Akhtar appears at every juncture in the Rotherham story and at every institutional pressure point: community brokerage, police liaison, youth and neighbourhood activity, licensing and regulatory functions, publicly funded community organisations, a major official inspection’s account of local fear and power, a CSE handover allegation, and the council data-loss scandal involving sensitive information. In fact, his own daughter’s employment came to light in 2019 when the charity she worked for, Rotherham Rise, was criticised for employing her in a senior role supporting victims of Child Sexual Exploitation. This is a remarkable mark on the town for a single individual and his family.
He is representative of the wider problem: a total failure by the authorities, and sometimes outright collusion, in one of the worst atrocities ever perpetrated on British soil. It would be no surprise to discover hundreds of Jahangir Akhtars up and down the country, and no one, least of all in the Labour Party, has done enough to uncover the full story. Given the importance of baradiri networks as powerbrokers in (particularly) Labour local politics, it does not take much thinking to explain the reluctance of its senior politicians to upset the apple cart.
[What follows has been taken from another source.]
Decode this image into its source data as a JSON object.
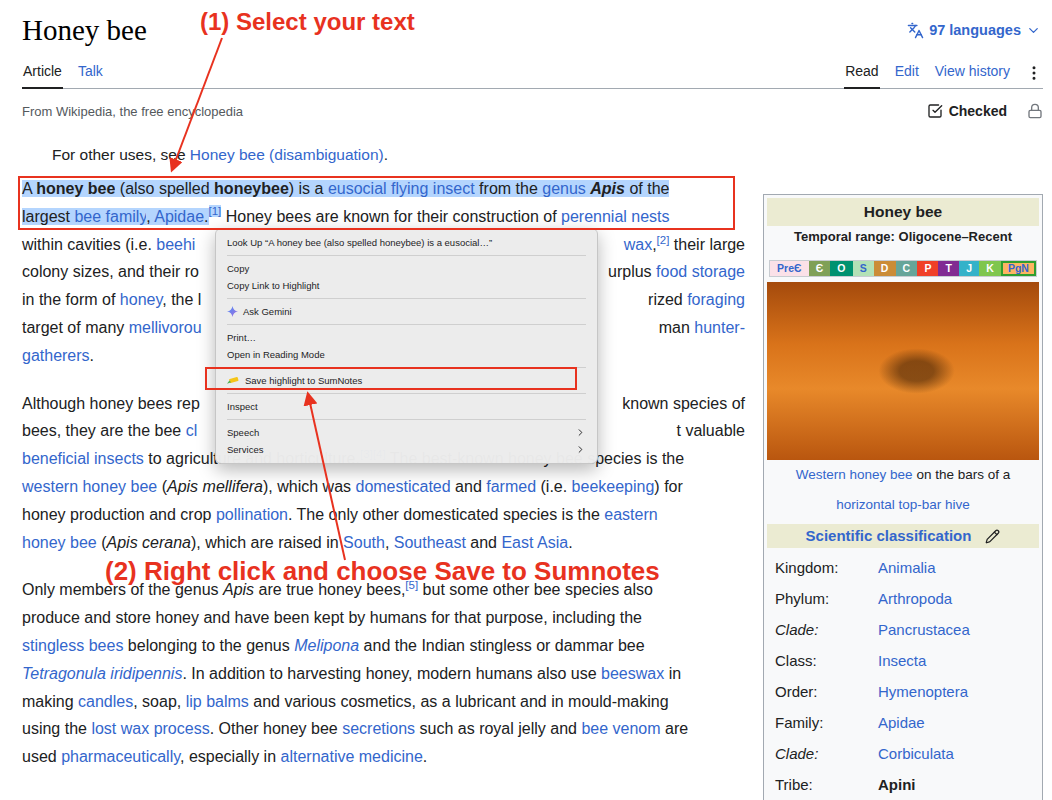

We have seen a similar dynamic with the rampant fraud among the Somali community in Minnesota.
For my LDS readers, this should remind them of the various secret combinations (including the Gadianton Robbers) that arose in Nephite society in order to protect its members from prosecution and to gain political power and wealth. When I was a kid, there was few clear examples of this to point to outside of organized crime syndicates, but now it seems that nearly every month we are shown evidence of such groups permeating our society and government.